In memory of Little Dog

Our Little Dog died yesterday morning after more than a year of health problems.  It’s been a couple of hard days.

Pets bring so much to our lives; they are certainly gifts God gives to humans.  Our Buddy taught me lessons in his years with us.  I wish I could be as forgiving as him, as loyal and faithful.  I wonder if I will ever learn to love completely like he did or to be content with my own Master the way he was with me.

I will remember him and how he made our lives full.

When he was just a ball of white fluff cupped in my hands and I asked “Can we keep him?”

How puppy training was as much for me as it was for him.
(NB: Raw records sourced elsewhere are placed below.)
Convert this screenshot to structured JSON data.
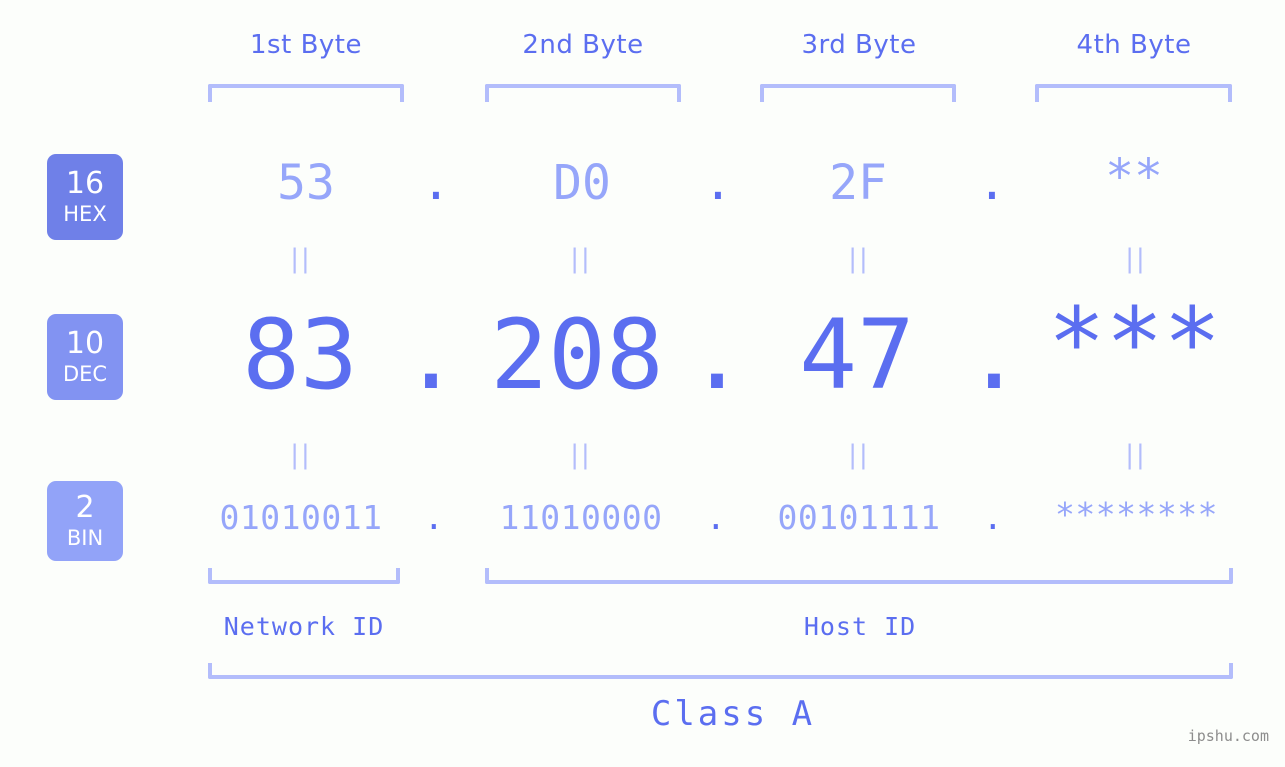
{
  "meta": {
    "watermark": "ipshu.com"
  },
  "byte_headers": [
    {
      "label": "1st Byte"
    },
    {
      "label": "2nd Byte"
    },
    {
      "label": "3rd Byte"
    },
    {
      "label": "4th Byte"
    }
  ],
  "bases": [
    {
      "radix": "16",
      "name": "HEX",
      "color": "#6f80e8"
    },
    {
      "radix": "10",
      "name": "DEC",
      "color": "#8293f2"
    },
    {
      "radix": "2",
      "name": "BIN",
      "color": "#92a3f8"
    }
  ],
  "separator": ".",
  "equals_symbol": "||",
  "rows": {
    "hex": {
      "values": [
        "53",
        "D0",
        "2F",
        "**"
      ]
    },
    "dec": {
      "values": [
        "83",
        "208",
        "47",
        "***"
      ]
    },
    "bin": {
      "values": [
        "01010011",
        "11010000",
        "00101111",
        "********"
      ]
    }
  },
  "id_sections": [
    {
      "label": "Network ID"
    },
    {
      "label": "Host ID"
    }
  ],
  "class_label": "Class A",
  "colors": {
    "background": "#fcfefb",
    "accent_strong": "#5b6ef0",
    "accent_light": "#96a6fa",
    "bracket": "#b3bdfb",
    "badge_hex": "#6f80e8",
    "badge_dec": "#8293f2",
    "badge_bin": "#92a3f8",
    "watermark": "#8d8d8d"
  }
}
How he chased the grandchildren down the hallway, running the length of the house.  The children jumped on the bed to escape.  And then they did it all over again.

Early morning routines when we were the first ones up and outdoors, the first ones to catch a glimpse of the sunrise.  And the world was quiet.

Bath time, him all lathered up looking like a wet rat and shivering until I dried him and wrapped him in a blanket and we warmed up together.

How his big bark coming from such a small creature made me feel safe when Sweet William had to be gone for the night.

The way he loved road trips, long or short, and just the question “You ready to go?” brightened his eyes and sent him to the back door in anticipation.

That he always like our food more than his own.  And nothing was better than sharing popcorn with Sweet William.

How his tummy had an internal clock that sent him to the dog dish at 5 pm every day.  And if we weren’t paying attention then he would flip the metal bowl over until we understood.

How his eyes rolled up to look up at me when I was dressing for work.  Those eyes asked, “So you’re leaving me again?”

The way he greeted me when I returned and always with such great joy.

How as he grew older, he was ready for bed even before Sweet William and me.  And after snuggling in at the foot of the bed he raised his head to look at us at least once just to be sure we were still there.

When his health failed and allergies developed, how I dressed him in baby pajamas and socks to keep him from scratching.  And he was just the cutest thing.

How he never backed down from a big dog and always went for their ankles.

That he loved us no matter what.  That he forgave us every single time.

Recently I read something on Susie Davis’ blog about living, growing old and dying.  She said,

“If our lives weren’t so exquisite, so beautiful, and if the people in our lives hadn’t mattered so terrifically, then this wouldn’t be so hard.”

Life is exquisite no matter the shape or size it takes.  If our pets were not so exquisite, such gifts from God, if they didn’t teach us unconditional love and so many other attributes, if they didn’t matter so terrifically, then letting them go would not be so hard.

But they are exquisite, and they do matter terrifically.  And it is hard to say good-bye.  And I wonder who will greet me at the door now like I was the best thing since honey on a biscuit?

What would my life have been like without Little Dog?  I cannot say.  I only know that our days have been richer for having loved him and having been loved by him.